M. Ossowski : Non, cela nous incombe toujours. Nous avons toujours le contrôle sur les renseignements. Ainsi, pour transmettre l'information à quelqu'un d'autre, le SCRS doit d'abord nous demander notre autorisation.

Le sénateur Andreychuk : Supposons que de grosses sommes sont envoyées dans une banque quelque part et que vous transmettez cette information au SCRS. Vous dites qu'il ne peut se servir de ce rapport autrement qu'à ses propres fins, à moins de vous demander la permission. Mais comment savez-vous que le SCRS, selon ses propres protocoles, ne partagera pas l'information de manière officieuse avec ses homologues? La réponse, c'est que vous ne le savez pas, n'est-ce pas?

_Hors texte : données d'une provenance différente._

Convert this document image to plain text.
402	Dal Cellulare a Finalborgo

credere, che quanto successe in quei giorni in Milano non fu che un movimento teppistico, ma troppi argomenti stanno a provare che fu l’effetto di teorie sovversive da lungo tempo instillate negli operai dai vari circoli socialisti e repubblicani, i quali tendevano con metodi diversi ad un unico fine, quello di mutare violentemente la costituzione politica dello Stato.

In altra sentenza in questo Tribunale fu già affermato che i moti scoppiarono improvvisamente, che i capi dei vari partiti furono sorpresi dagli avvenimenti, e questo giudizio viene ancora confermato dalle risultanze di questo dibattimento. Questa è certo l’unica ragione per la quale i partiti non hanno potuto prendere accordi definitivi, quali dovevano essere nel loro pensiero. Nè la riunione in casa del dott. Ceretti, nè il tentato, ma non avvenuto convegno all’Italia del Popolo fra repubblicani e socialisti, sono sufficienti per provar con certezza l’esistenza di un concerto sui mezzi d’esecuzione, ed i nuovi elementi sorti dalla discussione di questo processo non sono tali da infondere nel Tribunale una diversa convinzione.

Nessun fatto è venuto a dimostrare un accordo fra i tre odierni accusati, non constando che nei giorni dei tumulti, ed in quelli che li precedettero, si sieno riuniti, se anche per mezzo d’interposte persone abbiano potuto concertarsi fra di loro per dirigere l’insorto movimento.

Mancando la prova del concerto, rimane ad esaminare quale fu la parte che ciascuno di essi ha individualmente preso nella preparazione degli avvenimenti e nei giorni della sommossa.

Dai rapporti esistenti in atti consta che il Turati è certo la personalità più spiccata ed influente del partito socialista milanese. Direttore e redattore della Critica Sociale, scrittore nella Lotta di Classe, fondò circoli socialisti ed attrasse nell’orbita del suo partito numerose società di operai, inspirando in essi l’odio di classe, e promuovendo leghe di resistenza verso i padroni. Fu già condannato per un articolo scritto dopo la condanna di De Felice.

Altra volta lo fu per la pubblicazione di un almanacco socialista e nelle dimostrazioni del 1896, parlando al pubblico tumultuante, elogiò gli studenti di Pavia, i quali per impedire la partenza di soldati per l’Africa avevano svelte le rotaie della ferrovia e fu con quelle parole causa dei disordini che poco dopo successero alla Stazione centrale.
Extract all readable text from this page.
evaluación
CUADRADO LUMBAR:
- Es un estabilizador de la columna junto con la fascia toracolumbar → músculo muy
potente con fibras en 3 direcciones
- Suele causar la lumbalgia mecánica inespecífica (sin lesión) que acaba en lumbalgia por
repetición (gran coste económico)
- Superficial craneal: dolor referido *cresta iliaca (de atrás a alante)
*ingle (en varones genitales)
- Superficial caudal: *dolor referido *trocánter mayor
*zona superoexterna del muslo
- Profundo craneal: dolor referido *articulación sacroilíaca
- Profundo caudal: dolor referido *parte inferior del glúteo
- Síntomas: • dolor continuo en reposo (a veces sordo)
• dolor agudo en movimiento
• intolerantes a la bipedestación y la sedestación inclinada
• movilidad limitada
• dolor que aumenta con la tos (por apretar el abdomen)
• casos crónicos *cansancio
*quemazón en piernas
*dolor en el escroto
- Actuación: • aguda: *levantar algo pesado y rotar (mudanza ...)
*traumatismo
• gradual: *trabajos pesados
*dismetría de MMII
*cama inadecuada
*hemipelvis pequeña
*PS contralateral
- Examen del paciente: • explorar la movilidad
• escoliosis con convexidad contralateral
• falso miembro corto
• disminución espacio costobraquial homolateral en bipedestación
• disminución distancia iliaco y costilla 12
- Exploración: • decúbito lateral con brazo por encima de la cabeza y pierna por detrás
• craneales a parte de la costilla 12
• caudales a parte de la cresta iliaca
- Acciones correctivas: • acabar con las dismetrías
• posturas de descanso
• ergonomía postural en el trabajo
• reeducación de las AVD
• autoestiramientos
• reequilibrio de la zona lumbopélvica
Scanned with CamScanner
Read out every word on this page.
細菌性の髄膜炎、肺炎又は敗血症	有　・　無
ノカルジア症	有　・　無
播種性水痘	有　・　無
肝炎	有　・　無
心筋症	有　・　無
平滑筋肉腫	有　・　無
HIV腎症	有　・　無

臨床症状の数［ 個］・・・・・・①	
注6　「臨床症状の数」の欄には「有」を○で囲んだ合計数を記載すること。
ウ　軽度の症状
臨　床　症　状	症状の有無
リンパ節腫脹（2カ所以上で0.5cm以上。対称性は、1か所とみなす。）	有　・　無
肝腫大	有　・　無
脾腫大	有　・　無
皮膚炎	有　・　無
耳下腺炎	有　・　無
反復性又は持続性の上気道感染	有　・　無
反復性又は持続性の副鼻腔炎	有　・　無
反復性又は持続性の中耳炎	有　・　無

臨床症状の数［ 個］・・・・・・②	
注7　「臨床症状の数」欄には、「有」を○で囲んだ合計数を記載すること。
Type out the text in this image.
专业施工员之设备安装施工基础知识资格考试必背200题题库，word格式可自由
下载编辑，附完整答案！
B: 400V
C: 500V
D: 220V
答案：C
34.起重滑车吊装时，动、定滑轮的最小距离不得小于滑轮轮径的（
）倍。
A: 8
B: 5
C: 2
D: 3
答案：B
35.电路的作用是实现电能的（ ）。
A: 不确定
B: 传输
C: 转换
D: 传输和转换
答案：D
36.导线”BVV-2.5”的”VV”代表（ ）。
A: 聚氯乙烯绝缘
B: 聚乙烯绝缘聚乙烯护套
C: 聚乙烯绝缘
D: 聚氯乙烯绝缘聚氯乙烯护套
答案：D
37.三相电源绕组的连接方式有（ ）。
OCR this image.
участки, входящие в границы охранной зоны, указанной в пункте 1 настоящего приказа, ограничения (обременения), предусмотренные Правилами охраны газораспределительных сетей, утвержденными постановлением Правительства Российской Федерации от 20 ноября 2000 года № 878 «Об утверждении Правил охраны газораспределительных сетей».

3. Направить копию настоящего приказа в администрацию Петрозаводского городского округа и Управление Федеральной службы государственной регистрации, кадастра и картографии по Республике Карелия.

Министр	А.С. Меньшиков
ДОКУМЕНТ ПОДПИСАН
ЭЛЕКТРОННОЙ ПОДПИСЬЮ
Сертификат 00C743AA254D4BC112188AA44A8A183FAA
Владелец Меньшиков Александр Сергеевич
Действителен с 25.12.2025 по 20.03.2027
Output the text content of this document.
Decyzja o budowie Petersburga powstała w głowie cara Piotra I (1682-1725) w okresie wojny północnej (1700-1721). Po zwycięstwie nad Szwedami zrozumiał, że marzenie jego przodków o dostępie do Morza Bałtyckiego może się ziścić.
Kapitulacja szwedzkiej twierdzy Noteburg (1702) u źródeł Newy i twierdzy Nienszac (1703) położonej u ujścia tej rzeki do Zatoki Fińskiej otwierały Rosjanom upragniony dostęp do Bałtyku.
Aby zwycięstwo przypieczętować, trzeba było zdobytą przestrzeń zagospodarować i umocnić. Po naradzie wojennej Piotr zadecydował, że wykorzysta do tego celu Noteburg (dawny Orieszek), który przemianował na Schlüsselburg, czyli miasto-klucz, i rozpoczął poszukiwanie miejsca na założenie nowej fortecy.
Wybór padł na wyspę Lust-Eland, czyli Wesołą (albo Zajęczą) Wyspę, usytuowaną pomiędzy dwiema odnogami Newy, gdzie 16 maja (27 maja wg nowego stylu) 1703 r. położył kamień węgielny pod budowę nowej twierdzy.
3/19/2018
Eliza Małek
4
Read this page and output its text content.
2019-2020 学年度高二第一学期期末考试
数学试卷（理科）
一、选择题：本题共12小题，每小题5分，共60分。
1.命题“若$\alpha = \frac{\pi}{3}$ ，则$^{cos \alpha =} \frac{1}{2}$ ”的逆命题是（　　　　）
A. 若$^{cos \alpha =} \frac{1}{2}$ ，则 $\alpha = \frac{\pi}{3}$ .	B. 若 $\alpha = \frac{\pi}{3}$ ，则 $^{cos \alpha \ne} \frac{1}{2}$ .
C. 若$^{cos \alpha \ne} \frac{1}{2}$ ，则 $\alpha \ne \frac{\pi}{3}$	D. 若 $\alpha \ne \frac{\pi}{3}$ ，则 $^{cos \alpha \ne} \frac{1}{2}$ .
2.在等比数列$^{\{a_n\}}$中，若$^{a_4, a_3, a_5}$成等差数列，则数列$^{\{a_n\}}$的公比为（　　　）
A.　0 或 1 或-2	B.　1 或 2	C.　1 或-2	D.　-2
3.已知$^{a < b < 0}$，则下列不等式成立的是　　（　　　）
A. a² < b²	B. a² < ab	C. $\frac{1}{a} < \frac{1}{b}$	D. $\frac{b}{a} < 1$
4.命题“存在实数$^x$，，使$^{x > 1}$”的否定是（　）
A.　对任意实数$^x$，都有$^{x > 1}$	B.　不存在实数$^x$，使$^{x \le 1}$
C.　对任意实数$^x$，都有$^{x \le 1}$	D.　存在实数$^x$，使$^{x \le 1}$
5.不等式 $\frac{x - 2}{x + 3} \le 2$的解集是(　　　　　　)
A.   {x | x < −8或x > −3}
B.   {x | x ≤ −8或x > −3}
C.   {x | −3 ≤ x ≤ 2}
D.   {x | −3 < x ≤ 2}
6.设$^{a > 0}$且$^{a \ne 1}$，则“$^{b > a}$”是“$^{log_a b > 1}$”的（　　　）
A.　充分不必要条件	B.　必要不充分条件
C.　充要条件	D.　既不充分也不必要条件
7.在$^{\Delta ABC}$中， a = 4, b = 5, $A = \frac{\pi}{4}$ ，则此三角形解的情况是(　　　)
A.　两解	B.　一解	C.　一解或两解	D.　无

M. Coulter : Il faut présumer un certain professionnalisme, ici aussi. D'après notre expérience, le SCRS respecte les régimes et protocoles existants. L'autorisation nous serait demandée. J'ai demandé à M. Ossowski de répondre à la question parce que c'est un dirigeant important, qui relève directement de moi et qui a la responsabilité de ces questions. Si, d'une façon ou d'une autre, ça n'avait aucun sens ou s'il y avait quelque doute que ce soit, on agirait rapidement. Je travaille aux politiques et aux opérations pour le conseiller à la sécurité nationale du Conseil privé. Par son intermédiaire, je relève du ministre. S'il y avait des doutes, quels qu'ils soient, il y aurait une discussion à ce niveau- là. J'y participerais moi-même, de même que le directeur du SCRS et toute autre personne directement intéressée, et le gouvernement aurait à rendre une décision.

Ce matériel est très rare, mais nous le recueillons. Le pouvoir que nous a donné le Parlement nous permet d'intercepter un appel très rare mais important entre, par exemple, un groupe terroriste et un Canadien. Il peut être d'une importance internationale aussi bien que nationale, à cause des liens établis. Les groupes terroristes sont des réseaux. Al-Qaïda est omniprésent. Nous essayons de comprendre comment ils fonctionnent et pour que nous soyons efficaces dans la lutte internationale contre le terrorisme, la solution, c'est de partager les renseignements, à l'occasion. Cette discussion aurait lieu, mais il faudrait nous demander une autorisation, il y aurait une discussion bilatérale ou au sein du gouvernement, selon la nature du problème.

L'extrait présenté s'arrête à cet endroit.